Entwurf eines Gesetzes zur Stärkung der Demokratie durch Einführung von Volksabstimmungen auf Bundesebene

Entwurf eines Gesetzes zur Stärkung der Demokratie durch Einführung von Volksabstimmungen auf Bundesebene

Berlin, 22. Juli 2026. Wir, die AfD-Bundestagsfraktion, haben einen Gesetzentwurf zur Stärkung der Demokratie durch Einführung von Volksabstimmungen auf Bundesebene vorgelegt. Das Grundgesetz sieht bislang nur in wenigen Ausnahmefällen direktdemokratische Verfahren vor, obwohl wissenschaftliche Erkenntnisse belegen, dass Volksabstimmungen die Bürgerbeteiligung erhöhen, neue Themen auf die politische Agenda bringen und das Machtgefälle zwischen Regierung und Volk zugunsten der Bürger verringern. Unser Entwurf schafft die verfassungsrechtlichen Grundlagen, damit künftig über weitreichende Gesetze, Verfassungsänderungen, internationale Verträge mit Hoheitsübertragungen und weitere Sachfragen direkt abgestimmt werden kann. Neben obligatorischen Volksabstimmungen sieht der Entwurf fakultative Abstimmungen auf Verlangen von einer Million Stimmberechtigten sowie Volksbegehren vor, mit denen die Bürger eigene Gesetzesinitiativen einschließlich Verfassungsänderungen einbringen können.

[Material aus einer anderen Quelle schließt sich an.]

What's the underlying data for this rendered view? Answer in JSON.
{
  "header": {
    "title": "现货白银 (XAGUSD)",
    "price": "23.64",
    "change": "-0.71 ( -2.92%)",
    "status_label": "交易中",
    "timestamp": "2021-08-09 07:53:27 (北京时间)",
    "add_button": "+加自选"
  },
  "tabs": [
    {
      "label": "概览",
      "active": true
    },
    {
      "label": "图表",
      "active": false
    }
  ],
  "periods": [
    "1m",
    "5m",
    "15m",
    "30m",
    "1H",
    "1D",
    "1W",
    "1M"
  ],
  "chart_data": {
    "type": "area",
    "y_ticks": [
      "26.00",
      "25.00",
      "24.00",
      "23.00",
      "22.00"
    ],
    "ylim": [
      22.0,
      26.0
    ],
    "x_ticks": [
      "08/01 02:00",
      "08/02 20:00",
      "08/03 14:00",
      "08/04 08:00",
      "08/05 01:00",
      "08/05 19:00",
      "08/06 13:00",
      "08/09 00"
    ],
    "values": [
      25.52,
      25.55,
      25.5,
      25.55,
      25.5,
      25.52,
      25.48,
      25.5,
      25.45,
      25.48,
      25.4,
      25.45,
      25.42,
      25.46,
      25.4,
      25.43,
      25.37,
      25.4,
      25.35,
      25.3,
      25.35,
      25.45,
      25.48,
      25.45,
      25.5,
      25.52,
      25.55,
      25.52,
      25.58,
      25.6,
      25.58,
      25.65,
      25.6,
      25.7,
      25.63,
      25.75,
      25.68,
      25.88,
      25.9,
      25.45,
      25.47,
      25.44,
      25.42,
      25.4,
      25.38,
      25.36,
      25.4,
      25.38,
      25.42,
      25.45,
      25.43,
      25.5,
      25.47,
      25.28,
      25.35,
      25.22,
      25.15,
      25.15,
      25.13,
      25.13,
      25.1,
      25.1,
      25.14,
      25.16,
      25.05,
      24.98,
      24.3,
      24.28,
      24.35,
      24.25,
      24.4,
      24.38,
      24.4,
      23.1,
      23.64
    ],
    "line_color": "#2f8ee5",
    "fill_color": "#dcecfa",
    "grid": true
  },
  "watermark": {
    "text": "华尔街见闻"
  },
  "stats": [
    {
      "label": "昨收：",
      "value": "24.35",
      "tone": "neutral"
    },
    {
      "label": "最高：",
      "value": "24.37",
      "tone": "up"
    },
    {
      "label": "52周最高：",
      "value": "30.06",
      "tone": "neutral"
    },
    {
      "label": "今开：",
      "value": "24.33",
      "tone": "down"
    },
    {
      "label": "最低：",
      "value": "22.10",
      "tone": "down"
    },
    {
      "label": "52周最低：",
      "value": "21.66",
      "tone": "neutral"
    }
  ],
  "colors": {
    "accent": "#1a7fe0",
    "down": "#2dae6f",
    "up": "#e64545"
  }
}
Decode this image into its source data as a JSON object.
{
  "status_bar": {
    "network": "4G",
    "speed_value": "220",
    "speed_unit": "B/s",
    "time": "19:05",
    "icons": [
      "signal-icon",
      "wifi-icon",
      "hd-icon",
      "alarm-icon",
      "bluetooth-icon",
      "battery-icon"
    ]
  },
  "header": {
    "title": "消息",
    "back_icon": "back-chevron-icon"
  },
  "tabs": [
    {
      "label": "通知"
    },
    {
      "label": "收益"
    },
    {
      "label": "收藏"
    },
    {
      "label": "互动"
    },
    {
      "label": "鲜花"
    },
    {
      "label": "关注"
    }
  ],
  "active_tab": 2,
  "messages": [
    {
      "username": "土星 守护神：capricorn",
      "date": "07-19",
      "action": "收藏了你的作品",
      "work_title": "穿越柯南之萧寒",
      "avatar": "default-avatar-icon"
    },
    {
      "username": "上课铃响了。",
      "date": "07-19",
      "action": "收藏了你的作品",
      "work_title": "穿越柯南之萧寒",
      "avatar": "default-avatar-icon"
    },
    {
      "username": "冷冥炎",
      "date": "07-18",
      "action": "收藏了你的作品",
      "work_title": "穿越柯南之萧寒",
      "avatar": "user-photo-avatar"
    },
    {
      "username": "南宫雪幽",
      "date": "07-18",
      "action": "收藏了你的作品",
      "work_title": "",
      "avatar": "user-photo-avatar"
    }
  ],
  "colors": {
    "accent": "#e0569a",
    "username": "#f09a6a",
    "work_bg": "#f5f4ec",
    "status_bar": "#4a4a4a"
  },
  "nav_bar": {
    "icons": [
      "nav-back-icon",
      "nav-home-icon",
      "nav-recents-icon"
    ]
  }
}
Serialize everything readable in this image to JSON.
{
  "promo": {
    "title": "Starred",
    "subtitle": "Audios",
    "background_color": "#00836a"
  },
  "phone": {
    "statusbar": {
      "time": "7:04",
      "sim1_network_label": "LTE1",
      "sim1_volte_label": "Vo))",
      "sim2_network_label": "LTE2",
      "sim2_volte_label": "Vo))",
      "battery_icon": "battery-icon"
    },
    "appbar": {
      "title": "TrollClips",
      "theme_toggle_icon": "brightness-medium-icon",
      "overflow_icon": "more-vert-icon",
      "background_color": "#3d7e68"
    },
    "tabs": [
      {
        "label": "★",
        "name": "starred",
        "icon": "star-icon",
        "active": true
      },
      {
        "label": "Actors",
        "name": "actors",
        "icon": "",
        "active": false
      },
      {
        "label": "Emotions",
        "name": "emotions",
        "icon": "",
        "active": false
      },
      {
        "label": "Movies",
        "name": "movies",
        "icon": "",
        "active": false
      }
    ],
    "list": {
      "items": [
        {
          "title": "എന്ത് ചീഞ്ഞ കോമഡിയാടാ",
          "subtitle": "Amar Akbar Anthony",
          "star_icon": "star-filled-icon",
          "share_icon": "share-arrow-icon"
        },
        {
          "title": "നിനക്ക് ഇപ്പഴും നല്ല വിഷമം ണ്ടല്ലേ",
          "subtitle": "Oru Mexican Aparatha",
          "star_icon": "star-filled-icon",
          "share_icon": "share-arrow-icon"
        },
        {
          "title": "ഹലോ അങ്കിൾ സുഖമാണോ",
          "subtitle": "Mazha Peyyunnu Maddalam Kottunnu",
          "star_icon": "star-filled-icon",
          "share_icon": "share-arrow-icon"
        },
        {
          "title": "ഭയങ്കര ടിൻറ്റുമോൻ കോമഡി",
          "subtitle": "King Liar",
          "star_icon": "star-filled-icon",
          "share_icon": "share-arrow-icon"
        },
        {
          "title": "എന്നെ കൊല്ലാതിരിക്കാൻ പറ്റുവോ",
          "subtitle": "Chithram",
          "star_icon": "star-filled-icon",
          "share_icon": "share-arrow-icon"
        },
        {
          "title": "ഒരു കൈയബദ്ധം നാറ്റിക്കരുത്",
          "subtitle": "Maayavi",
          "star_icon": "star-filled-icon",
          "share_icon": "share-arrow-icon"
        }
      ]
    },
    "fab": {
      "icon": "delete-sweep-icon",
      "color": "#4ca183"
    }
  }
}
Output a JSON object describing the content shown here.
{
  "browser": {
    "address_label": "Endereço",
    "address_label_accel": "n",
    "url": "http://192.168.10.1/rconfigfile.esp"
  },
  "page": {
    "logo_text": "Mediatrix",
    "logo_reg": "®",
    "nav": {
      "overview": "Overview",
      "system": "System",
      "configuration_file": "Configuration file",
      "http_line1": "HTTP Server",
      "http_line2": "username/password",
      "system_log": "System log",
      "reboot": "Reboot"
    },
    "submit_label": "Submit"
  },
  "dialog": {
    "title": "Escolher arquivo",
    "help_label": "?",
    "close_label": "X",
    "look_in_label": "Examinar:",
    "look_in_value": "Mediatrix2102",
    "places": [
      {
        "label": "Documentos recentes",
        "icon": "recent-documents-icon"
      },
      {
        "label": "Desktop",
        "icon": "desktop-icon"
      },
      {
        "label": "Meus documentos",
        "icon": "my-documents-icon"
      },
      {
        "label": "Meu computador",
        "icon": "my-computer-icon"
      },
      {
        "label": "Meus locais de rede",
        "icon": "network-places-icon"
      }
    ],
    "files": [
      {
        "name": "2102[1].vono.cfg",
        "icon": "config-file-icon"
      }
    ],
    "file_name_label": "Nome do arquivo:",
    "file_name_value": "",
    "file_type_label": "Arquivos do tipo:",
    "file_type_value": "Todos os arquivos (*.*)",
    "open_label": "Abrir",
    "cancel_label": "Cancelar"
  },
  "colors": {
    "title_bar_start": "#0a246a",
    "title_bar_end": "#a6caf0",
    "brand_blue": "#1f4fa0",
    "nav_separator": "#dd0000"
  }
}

Die Bundesregierung erhält zudem das Recht, dem Volk Sachfragen zur Ermittlung des Volkswillens vorzulegen. Die Länder werden durch ein Ständemehr-Modell angemessen eingebunden, und das Bundesverfassungsgericht wird die Einhaltung der neuen Verfahrensregeln kontrollieren. Mit diesem Vorstoß wollen wir das Selbstbestimmungsrecht des Volkes stärken, langjährige Demokratiedefizite beseitigen und das Vertrauen der Bürger in unsere Demokratie nachhaltig fördern.